Known for its pioneering spirit, Newcastle University made innovation a core element of its brief for the new Urban Sciences Building. Building performance expert, Mark Dowson explains how this was brought to the fore in the creation of this remarkable building.

Located in the city’s new Helix quarter, a city centre development fast becoming renowned as a global centre for innovation, the 12,800m2 Urban Sciences Building (USB) houses Newcastle University’s School of Computing, alongside a series of innovative labs focused on research into the urban environment.

Newcastle USB
This multi-award winning building brings together cutting-edge research in computing, energy, water, digital urban sensing and infrastructure. Image: Hawkins/Brown Architects / Kristen McCluskie

Opened in 2017, it has set a new benchmark for building design. Not only is it an example of sustainable construction and electrically led design, it is also a ‘living laboratory’ – a building designed to enable continuous research and learning in the field of energy management.  

In a feat of engineering, the university installed over 4,000 digital sensors throughout the building to constantly monitor environmental conditions and energy use. Data collected from these sensors is creating some fascinating outputs which the company believes are a first in facilities management. 

Through a collaboration between the university’s estates team and PhD researchers, with support from the wider project team, a 3D digital twin of the entire building has been created. This enables live data from the thousands of sensor points to be visualised in a 3D visualisation model. Using this digital twin, the university’s facilities and building managers can focus in on a specific room, floor or area of the USB and look at how internal environmental conditions are performing to within seconds of the reality. From an FM point of view, this means that if someone complains that an environment is too hot, they can instantly review the temperature in that space to see if it has in fact increased, and adjust it accordingly, or whether that person just needs to take off their jumper. This is a real leap forward for facilities management and, potentially, energy efficiency. 
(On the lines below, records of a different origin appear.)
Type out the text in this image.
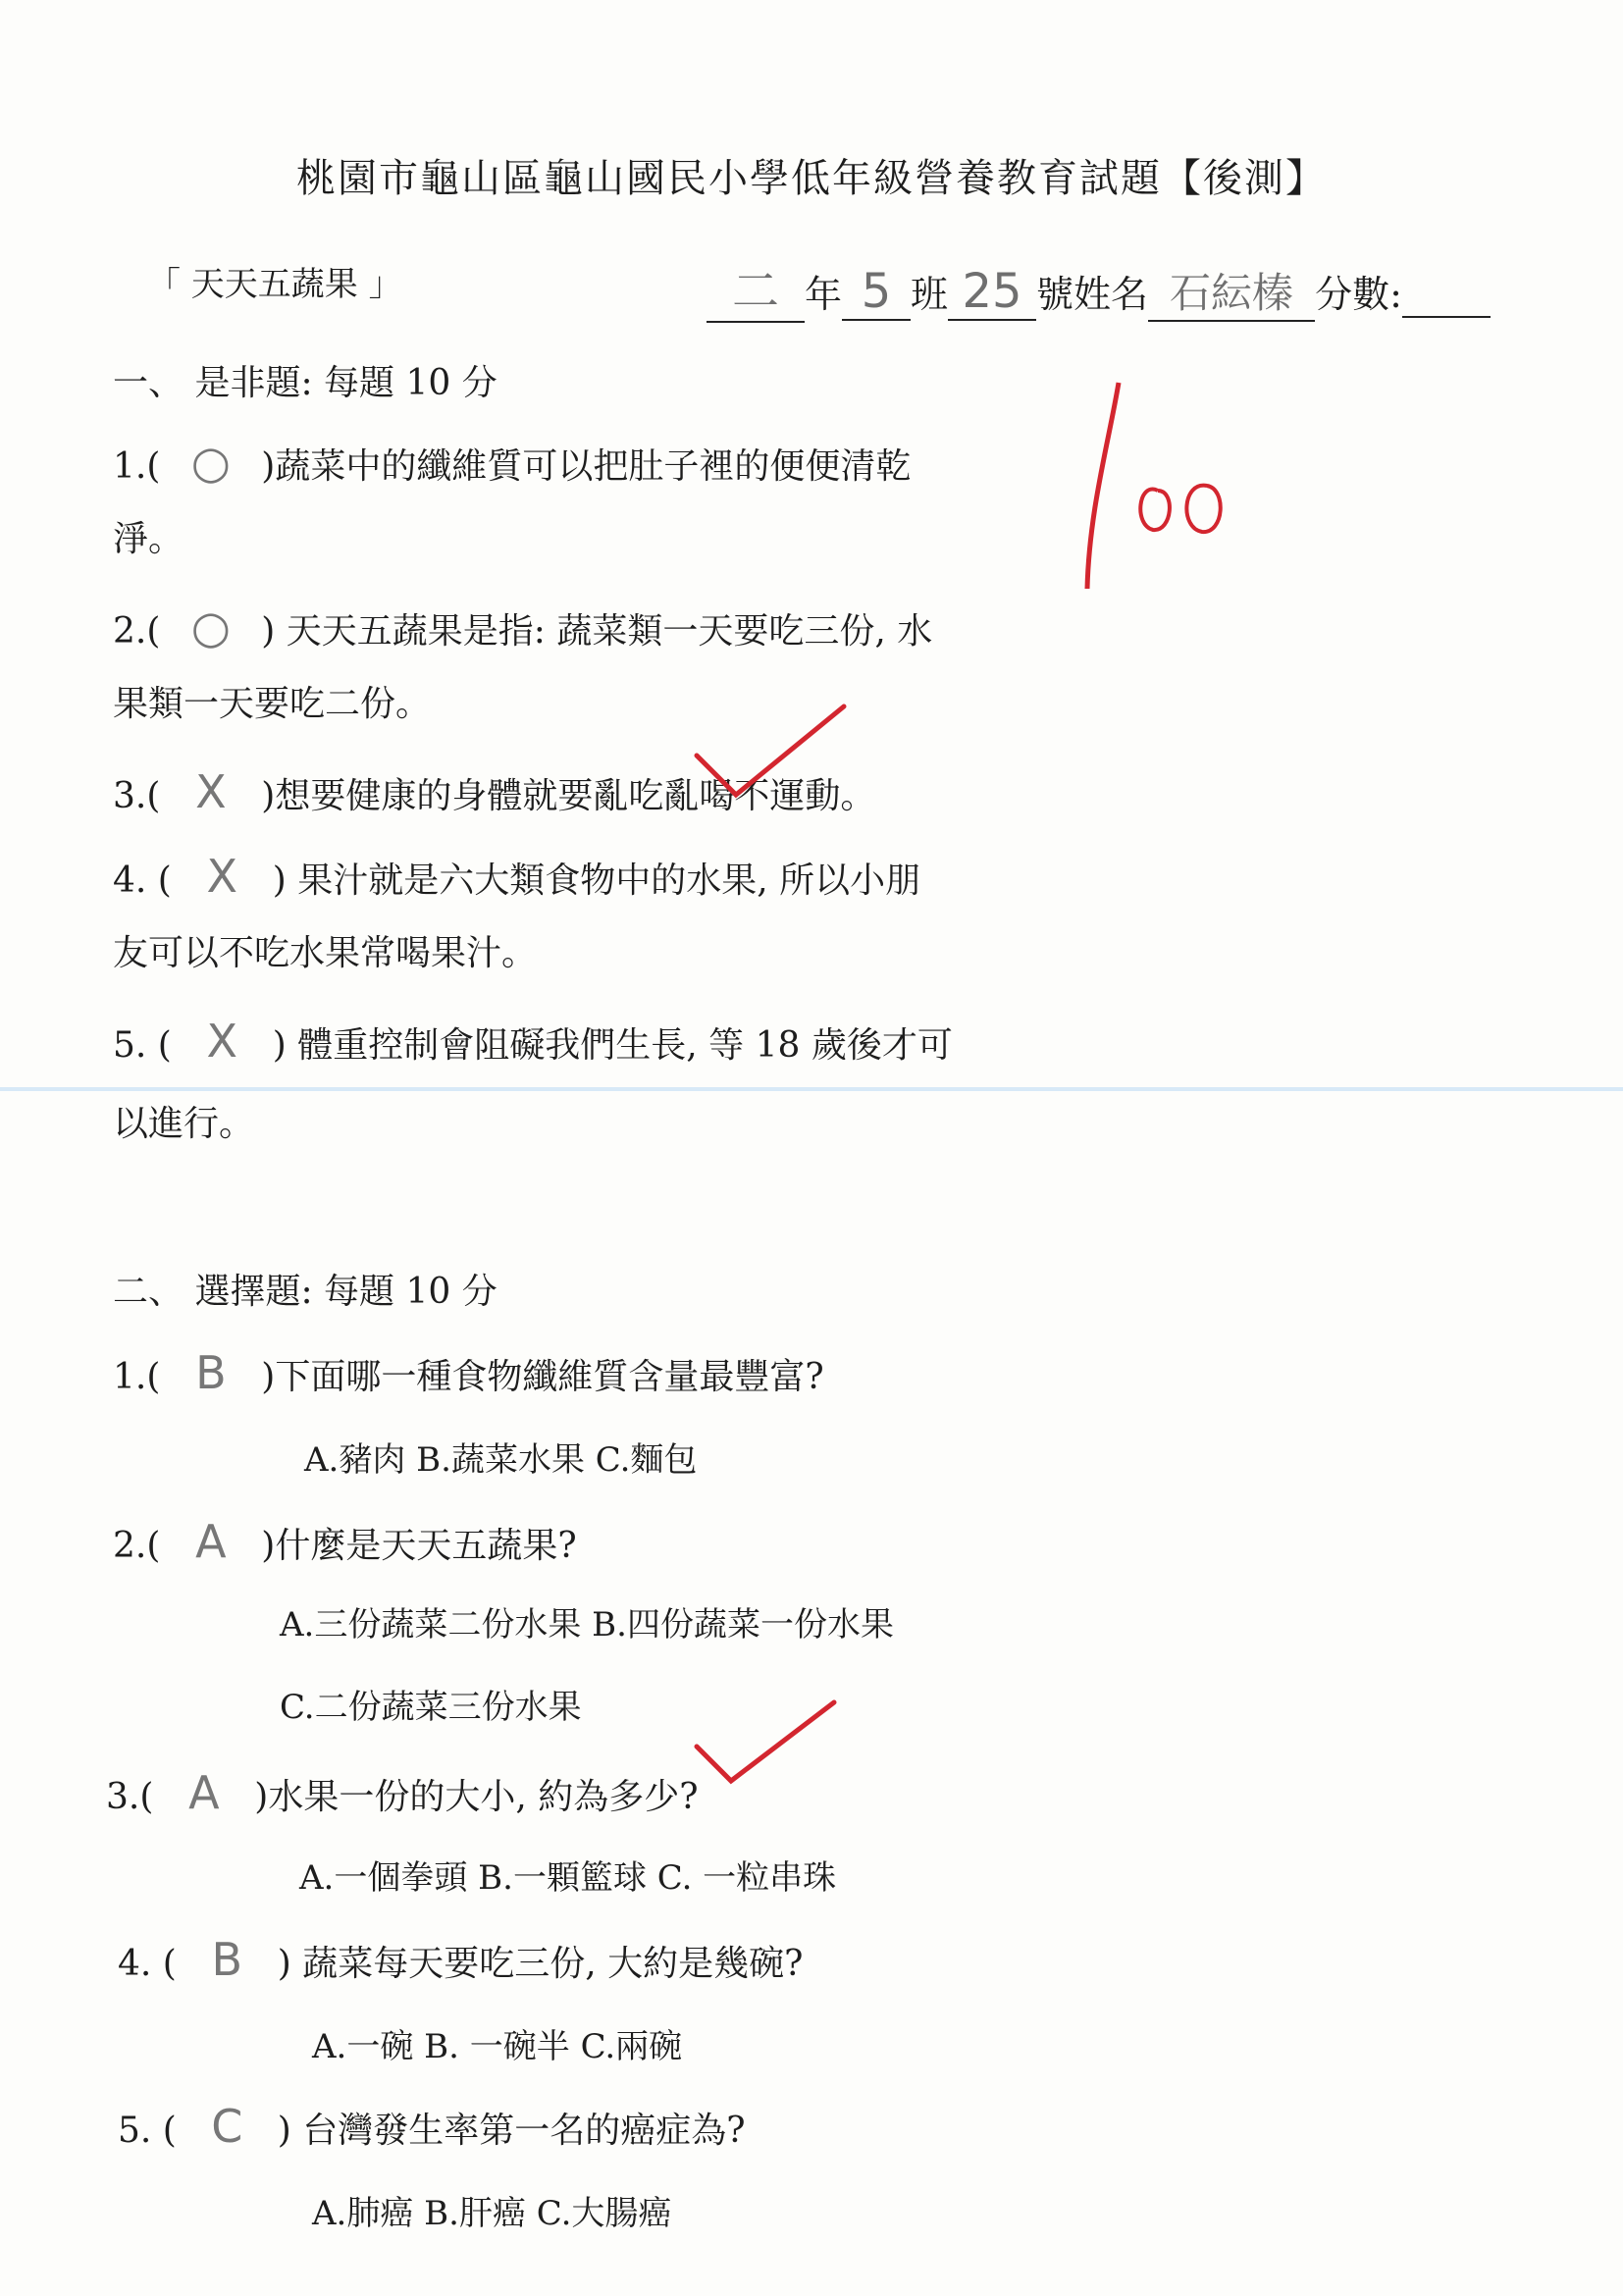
桃園市龜山區龜山國民小學低年級營養教育試題【後測】
「 天天五蔬果 」	二 年 5 班 25 號姓名 石紜榛 分數:
一、 是非題: 每題 10 分
1.( ○ )蔬菜中的纖維質可以把肚子裡的便便清乾
淨。
2.( ○ ) 天天五蔬果是指: 蔬菜類一天要吃三份, 水
果類一天要吃二份。
3.( X )想要健康的身體就要亂吃亂喝不運動。
4. ( X ) 果汁就是六大類食物中的水果, 所以小朋
友可以不吃水果常喝果汁。
5. ( X ) 體重控制會阻礙我們生長, 等 18 歲後才可
以進行。
二、 選擇題: 每題 10 分
1.( B )下面哪一種食物纖維質含量最豐富?
A.豬肉 B.蔬菜水果 C.麵包
2.( A )什麼是天天五蔬果?
A.三份蔬菜二份水果 B.四份蔬菜一份水果
C.二份蔬菜三份水果
3.( A )水果一份的大小, 約為多少?
A.一個拳頭 B.一顆籃球 C. 一粒串珠
4. ( B ) 蔬菜每天要吃三份, 大約是幾碗?
A.一碗 B. 一碗半 C.兩碗
5. ( C ) 台灣發生率第一名的癌症為?
A.肺癌 B.肝癌 C.大腸癌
Importantly, the modelling enabled by the sensors in the building also helps the university’s researchers to forecast how the building will behave under future scenarios. An example of this is in the university’s EPSRC funded ‘Building as a Power Plant’ project which Buro Happold is supporting. Here, PhD researchers are looking at evaluating the building’s potential to provide rapid demand response when the national electricity grid comes under strain through the removal of the smaller, non-critical energy loads of individual buildings. Although this kind of scenario testing has been done on a mass scale, for very large energy consumers, it has never before been tested with a single building – another first for the USB. 

As well as enabling real time management of the building, the university also wanted to use the USB as an opportunity to test future technologies that could drive new thinking in the facilities and energy management sector. To do this, the theme of innovation and research was applied to the very fabric of the building. 

Through extensive engagement with the university’s researchers and the design team working in collaboration with Hawkins/Brown architects, Buro Happold embedded and enabled a host of technologies within the building into the design concept which would directly support ongoing academic work. To give just a few examples: sensors in concrete floor slabs measure the temperatures to enable monitoring of the thermal mass and associated night-time purging; the soil moisture levels of the building’s green roof are constantly monitored; supercharging points for electric vehicles are linked to a microgrid within the building and solar photovoltaic-thermal (PV-T) panels on the roof generate renewable electricity and heat. 

Image: Hawkins/Brown Architects / Kristen McCluskie

In another first, the building also houses a unique energy storage test bed, connecting multiple battery and super-capacitor packs to the main grid, which also feeds power directly to a DC microgrid serving one floor of the building. 

Echoing the continued theme of ongoing shared learning, this facility is open to both industry and academia for investigation and testing of these emerging storage and smart grid technologies. 

The information that data can provide to a building’s managers is a way to add real value to its day-to-day operations. Bricks and mortar are static, but the data that flows through them can help adapt the built environment around us to changing times. The USB is an inspiring exemplar of sustainability and energy management. And, with the university team’s focus on ongoing improvement and the development of new energy innovations, its green credentials will only get better and better over time.